A man of Franklin’s type did not let the squadron remain idle, and it is certain that the shores of Victoria and Boothia Peninsula were explored and the magnetic pole visited and definitely relocated.
From the Crozier record, to be mentioned later, it is known that evil days followed immediately the favorable conditions set forth by Gore. Sir John Franklin was spared the agony of watching his men and officers perish one by one of exhaustion and starvation, for the record tells us that he died on the ice-beset Erebus, June 11, 1847, fourteen days after the erection of the Point Victory cairn.
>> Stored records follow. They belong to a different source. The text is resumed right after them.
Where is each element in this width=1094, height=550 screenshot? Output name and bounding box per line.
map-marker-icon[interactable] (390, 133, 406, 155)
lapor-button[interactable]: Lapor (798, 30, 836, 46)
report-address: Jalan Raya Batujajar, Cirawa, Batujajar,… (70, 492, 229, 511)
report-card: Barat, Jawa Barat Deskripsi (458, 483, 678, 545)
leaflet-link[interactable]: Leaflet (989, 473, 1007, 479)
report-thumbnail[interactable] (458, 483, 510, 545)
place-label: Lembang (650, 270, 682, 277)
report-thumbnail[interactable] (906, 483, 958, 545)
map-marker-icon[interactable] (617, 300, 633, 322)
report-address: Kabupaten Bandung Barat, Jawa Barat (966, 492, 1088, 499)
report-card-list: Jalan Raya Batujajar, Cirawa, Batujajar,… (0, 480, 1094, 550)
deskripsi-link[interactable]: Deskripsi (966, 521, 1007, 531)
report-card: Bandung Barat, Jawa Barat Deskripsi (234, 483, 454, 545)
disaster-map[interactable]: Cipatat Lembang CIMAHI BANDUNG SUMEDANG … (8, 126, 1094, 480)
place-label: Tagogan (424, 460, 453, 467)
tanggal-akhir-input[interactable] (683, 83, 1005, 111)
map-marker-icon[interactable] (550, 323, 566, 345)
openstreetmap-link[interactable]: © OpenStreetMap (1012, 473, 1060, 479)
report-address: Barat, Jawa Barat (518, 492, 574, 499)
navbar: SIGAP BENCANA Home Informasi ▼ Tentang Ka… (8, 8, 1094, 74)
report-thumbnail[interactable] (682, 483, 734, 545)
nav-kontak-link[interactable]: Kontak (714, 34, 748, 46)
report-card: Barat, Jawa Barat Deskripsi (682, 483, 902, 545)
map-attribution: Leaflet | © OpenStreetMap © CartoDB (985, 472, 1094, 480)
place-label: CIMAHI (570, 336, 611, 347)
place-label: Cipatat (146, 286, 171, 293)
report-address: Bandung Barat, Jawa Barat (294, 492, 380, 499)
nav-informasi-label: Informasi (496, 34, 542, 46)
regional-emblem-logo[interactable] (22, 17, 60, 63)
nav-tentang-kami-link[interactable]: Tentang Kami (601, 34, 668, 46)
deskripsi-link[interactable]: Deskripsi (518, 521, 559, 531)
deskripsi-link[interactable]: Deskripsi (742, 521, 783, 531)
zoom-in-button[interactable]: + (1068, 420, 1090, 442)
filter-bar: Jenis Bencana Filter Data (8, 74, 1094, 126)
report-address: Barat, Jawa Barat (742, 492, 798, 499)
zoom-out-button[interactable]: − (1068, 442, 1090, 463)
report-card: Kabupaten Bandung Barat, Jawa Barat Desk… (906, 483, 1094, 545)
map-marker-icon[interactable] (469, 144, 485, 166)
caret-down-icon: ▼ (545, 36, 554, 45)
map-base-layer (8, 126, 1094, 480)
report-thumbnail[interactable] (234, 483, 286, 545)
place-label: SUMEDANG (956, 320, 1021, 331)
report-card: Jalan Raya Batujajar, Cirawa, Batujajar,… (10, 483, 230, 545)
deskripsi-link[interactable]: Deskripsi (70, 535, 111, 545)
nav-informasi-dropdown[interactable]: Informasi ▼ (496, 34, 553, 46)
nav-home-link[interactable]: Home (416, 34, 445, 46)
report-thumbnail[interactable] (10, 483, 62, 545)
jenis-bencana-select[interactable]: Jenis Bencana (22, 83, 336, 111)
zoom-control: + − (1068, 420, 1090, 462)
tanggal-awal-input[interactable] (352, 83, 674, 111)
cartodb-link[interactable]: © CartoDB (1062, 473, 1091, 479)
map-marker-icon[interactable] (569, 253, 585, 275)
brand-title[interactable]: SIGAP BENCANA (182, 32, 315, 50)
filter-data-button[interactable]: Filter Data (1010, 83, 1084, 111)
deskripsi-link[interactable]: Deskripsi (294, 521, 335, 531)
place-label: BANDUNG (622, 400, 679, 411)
Death was now busy with the squadron, and within the next eleven months seven officers, including Gore, and twelve seamen perished, probably from scurvy.
Franklin’s last days must have been made happy by the certainty that his labors had not been in vain, since it was clearly evident that he had practically finished the two labors dearest to his heart—”the completion of the survey of the northern coasts of North America and the accomplishment of the northwest passage.”